Román pone una mano en la tapa del ataúd.

<<Lo va a abrir>>, piensa Gabriel con una mezcla de sorpresa y horror. Y es que no sabe por qué una pequeña parte de él aún piensa que el vampiro va a renunciar e irse y que él hará lo mismo. Ambos buscan la misma cosa, pero ambos desean también lo opuesto.

—Cuando me haya ido —empieza Román, tomando una respiración profunda. —, quiero que tengáis vidas felices.

—Lo haremos —le asegura Ángel con semblante serio, poniendo una mano en el hombro de Gabriel.

—Te encargo a mi pequeño y gruñón compañero, amigo, ahora será el tuyo. —broma Román con los ojos brillosos y Ángel asiente mientras Gabriel no es capaz de decir una sola palabra. —Bien, voy a abrirlo.

Gabriel entonces se voltea hacia él con los puños apretados y da un rápido beso en sus labios, uno tímido, pero hermoso. Román lo mira con sorpresa, sonríe enternecido y piensa que es una muy dulce forma de morir.

—Es mi beso de despedida... —susurra el muchacho, mirando hacia otro lado.

Román no dice nada, pero le acaricia la mano con su derecha y después lo suelta para deslizar la tapa del ataúd. Hace un sonido horrible, como un chillido, mientras se mueve y truena al caer al suelo. Revelando el contenido. Gabriel asoma la vista, como los demás, con el estómago revuelto y lo primero que ve es el cadáver de una mujer de la que solo quedan ya huesos y un vestido roído por el tiempo.

Gabriel siente que el mundo se le cae a los pies cuando ve, entre los dedos esqueléticos un vial de sangre.

Rojo, brillante, un tesoro que querría no haber encontrado.

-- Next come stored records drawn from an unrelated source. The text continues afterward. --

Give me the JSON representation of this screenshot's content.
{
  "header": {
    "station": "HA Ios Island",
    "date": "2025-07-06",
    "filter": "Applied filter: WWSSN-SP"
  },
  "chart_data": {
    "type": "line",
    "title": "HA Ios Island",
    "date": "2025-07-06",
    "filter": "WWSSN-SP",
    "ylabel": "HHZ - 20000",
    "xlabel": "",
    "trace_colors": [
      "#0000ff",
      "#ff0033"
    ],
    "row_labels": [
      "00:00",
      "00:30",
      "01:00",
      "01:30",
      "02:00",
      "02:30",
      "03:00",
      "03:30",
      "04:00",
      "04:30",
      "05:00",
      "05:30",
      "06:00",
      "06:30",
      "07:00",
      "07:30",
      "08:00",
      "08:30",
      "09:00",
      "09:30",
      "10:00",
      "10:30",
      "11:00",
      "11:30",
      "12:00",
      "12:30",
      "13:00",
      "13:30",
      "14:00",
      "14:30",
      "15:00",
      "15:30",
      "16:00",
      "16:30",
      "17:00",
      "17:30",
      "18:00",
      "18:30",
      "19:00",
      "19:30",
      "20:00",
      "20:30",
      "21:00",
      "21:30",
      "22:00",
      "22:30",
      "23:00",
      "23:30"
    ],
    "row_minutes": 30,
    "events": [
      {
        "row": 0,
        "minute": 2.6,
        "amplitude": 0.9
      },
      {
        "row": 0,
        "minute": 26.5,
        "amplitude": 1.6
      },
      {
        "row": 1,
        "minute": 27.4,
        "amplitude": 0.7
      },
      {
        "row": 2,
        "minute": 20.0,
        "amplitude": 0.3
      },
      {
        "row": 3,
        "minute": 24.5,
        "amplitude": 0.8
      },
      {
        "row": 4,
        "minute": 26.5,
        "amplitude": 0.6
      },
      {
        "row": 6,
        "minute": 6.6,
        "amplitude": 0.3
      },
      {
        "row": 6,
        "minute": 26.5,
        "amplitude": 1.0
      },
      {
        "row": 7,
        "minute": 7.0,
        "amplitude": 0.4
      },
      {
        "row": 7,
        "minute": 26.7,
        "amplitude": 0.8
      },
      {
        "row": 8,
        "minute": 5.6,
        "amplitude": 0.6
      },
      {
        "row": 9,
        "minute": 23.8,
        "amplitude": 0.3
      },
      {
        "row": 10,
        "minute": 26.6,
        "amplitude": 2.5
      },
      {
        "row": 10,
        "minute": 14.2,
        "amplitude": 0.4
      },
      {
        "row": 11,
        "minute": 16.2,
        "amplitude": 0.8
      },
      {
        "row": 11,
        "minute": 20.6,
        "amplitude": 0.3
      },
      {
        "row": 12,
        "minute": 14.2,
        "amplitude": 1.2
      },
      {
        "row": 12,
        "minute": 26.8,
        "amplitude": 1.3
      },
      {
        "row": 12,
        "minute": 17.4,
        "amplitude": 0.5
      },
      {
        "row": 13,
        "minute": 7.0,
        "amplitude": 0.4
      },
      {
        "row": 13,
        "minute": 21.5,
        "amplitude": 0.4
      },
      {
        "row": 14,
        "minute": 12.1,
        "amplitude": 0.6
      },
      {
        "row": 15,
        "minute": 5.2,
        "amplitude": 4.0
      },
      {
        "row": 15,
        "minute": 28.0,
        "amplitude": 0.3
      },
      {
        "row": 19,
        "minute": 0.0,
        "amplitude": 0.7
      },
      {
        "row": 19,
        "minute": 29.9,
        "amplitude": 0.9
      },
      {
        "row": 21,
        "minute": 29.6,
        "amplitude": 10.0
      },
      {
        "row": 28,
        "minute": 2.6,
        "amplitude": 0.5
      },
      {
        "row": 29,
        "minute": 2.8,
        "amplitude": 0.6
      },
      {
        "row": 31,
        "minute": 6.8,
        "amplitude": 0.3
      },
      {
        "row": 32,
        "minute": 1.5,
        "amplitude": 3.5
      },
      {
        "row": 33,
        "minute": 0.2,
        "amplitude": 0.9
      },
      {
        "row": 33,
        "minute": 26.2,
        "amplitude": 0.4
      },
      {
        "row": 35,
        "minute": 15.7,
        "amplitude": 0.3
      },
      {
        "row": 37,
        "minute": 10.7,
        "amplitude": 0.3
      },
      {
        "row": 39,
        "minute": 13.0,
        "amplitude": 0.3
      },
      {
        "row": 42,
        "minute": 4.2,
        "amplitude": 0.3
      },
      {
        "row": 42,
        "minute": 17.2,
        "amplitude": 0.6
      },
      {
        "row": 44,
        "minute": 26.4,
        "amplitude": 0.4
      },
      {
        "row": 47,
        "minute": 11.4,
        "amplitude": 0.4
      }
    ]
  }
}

Y es que Gabriel preferiría haber encontrado un ataúd vacío, una trampa o los refuerzos de Urobthos arrebatándole delante de sus ojos el antídoto porque prefiere una decepción a perder a Román.

—Existe... —Román susurra, no triste, tampoco feliz, solo incrédulo. —Existe y lo hemos encontrado. —repite tragando saliva.

Gabriel no dice nada, solo le coge de la mano y cierra los ojos. Ángel lo ve luchando por no llorar y pone su mano en el muslo del chico, acariciando. Los tres están conectados por esos breves contactos y Gabriel siente que morirá cuando ese líquido rojo corte su lazo con Román.

El vampiro, curioso y todavía ojiplático, lleva su mano a la tumba, buscando alanzar el vial.

Sus dedos lo tocan, Gabriel siente un escalofrío y ve a Román totalmente paralizado, después él se congela, con los músculos tensos y la certeza de que Ángel también es víctima de esa rigidez extraña. El mundo gira a su alrededor y siente el vértigo de estar cayendo sobre el mismo suelo que pisa, pero a sin llegar nunca a tocar la superficie sólida.

Y conoce esa sensación.

Agarrando fuerte la mano de Román y tomando también la de Ángel grita:

—¡No es la cura, es el portal a... una habitación superpuesta!